2.        Flatwater Racing Committee shall be responsible for designating a yearly championship race; the point series and any other approved MaCKRO run races. It is responsible for setting the classes for the races in the Point Series, working with all race directors to implement such classes, setting the guidelines for a race to be included in the Point Series, and to ensure safety and consistency within the flatwater racing community while adhering to any state, and federal rules. The Flatwater Racing Committee shall be an advocate for MaCKRO at all times within the paddling community throughout the world.

3.        Membership Committee shall be responsible for maintaining a complete roster of all MaCKRO members in conjunction with the Secretary and Treasurer, current member retention, and new member recruitment. The Secretary or Treasurer shall be a member. This committee will share the roster with any other committee and the Board of Directors upon request.

4.        Publicity Committee shall be responsible for producing the MaCKRO News (the organization newsletter), maintaining the MaCKRO website www.mackro.org, schedule of races, and media relations (advance notice of races, special events, results of races, and etc.)

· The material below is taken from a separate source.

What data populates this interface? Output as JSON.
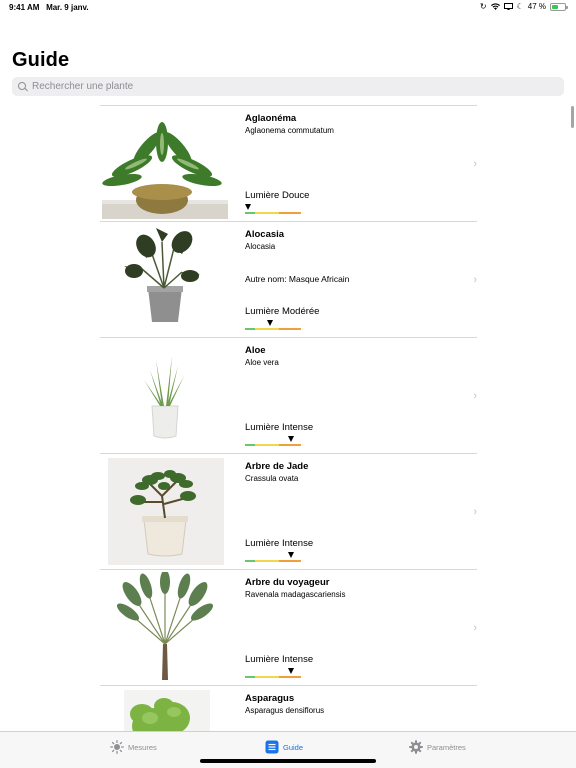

5.        Youth Outreach Committee shall be responsible to introduce youth to canoe and kayak racing through any means possible.

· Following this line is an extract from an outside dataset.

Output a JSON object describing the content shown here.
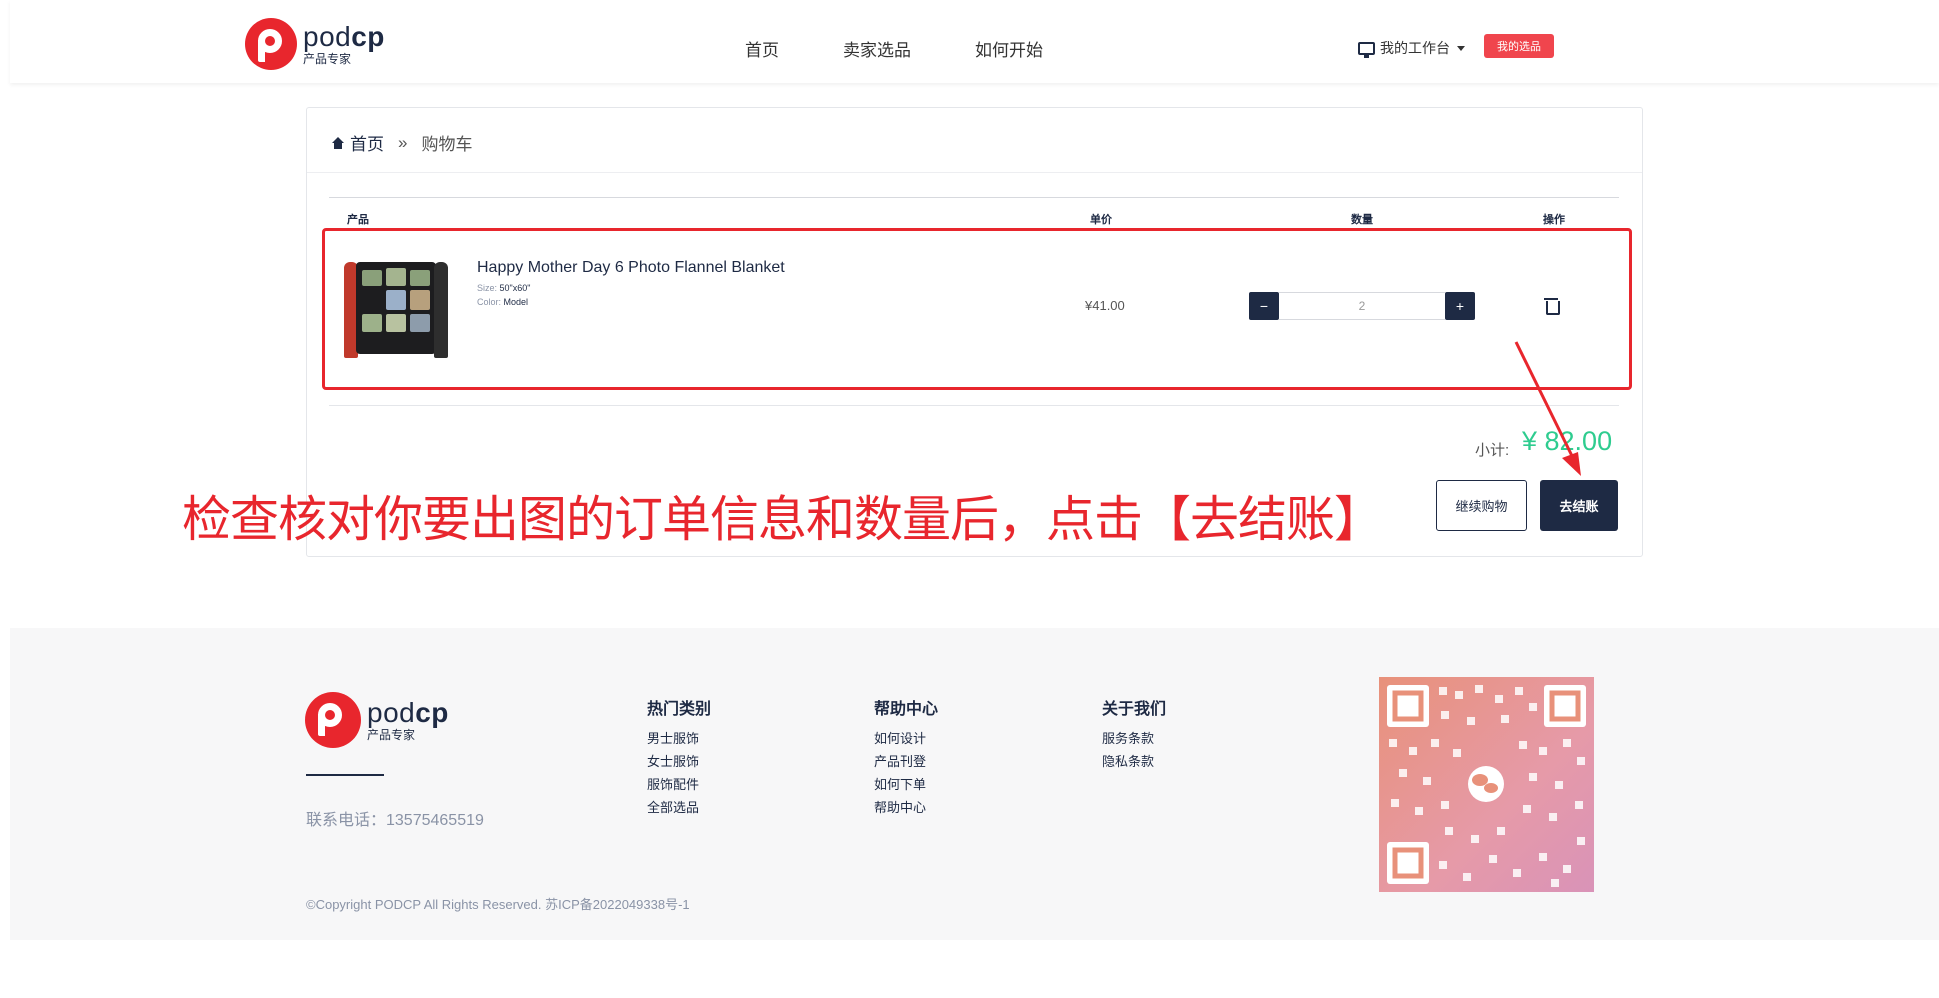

6.        The President shall appoint nominating Committee by June 30th of each calendar year consisting of five members of the Organization including one Whitewater Racing member and one Flatwater Racing member and no current officers.  One member shall be selected from within the group to be the chairperson. At least forty-five days prior to the Annual meeting the Committee shall report to the Organization its nominations for President, Secretary, Treasurer, members of the Board of Directors, plus any members needed to fill vacancies.

X. LIMITATION OF LIABILITY

1.        The Maine Canoe & Kayak Racing Organization (MaCKRO) shall not be liable for any acts, expenditures or commitments of individuals, unless such acts, expenditures, or commitments shall have been approved by the Organization and duly recorded by the records of the Organization.

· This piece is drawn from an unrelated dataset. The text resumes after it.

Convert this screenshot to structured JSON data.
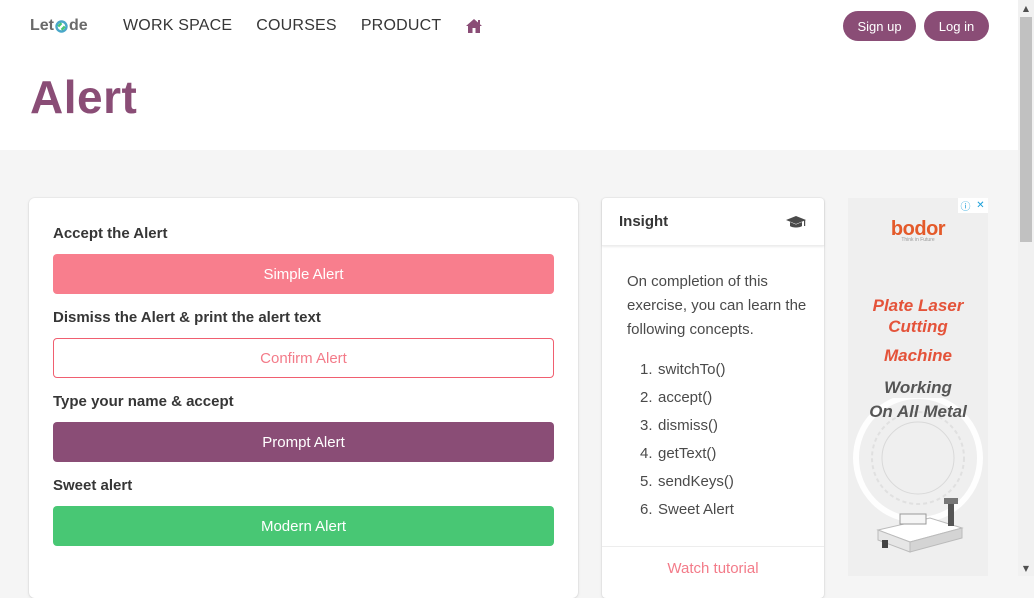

2.        The Officers and Committee Chairpersons of The Maine Canoe & Kayak Racing Organization (MaCKRO) shall not be liable for any acts, expenditures or commitments of individuals, unless such acts, expenditures, or commitments shall have been approved by the Organization and duly recorded by the records of the Organization.


ARTICLE XI. AMENDMENTS

1.        The Bylaws may be amended at an Annual Meeting or specially called meeting of the membership. Proposed changes to Bylaws must be sent to all members at least 30 days prior to the next Annual Meeting or specially called meeting of the membership for review and discussion.

2.        Amendments may also be submitted and proposed at a special meeting. Amendments proposed at a meeting that were not published at least 30 days in advance of such meeting, may not be enacted until 45 days after the voting membership has been notified. During those 45 days, if the President receives notice of request in writing of 20 members about those amendments, then they shall call a general membership meeting. At least 15 days notice to the membership is required to hold the meeting, with proxy voting instructions (if applicable), a proposed agenda, and any other pertinent information being included in the notice.

3.        These bylaws and any future amended bylaws shall be given to all members and be made available for review by electronic means on the MaCKRO website.

ARTICLE XII. DISSOLUTION OF ASSETS

In the event the Organization dissolves, which it may do by a majority vote of its Voting Members, any assets remaining after payment of debts and legal fees will be distributed to members in ratios according to their current calendar year contributions/dues.

ARTICLE XIII. ENACTING CLAUSE

These Bylaws will become effective 1 April 2005 if approved by the majority of votes received by the Secretary in person or by mail by 31 March 2005.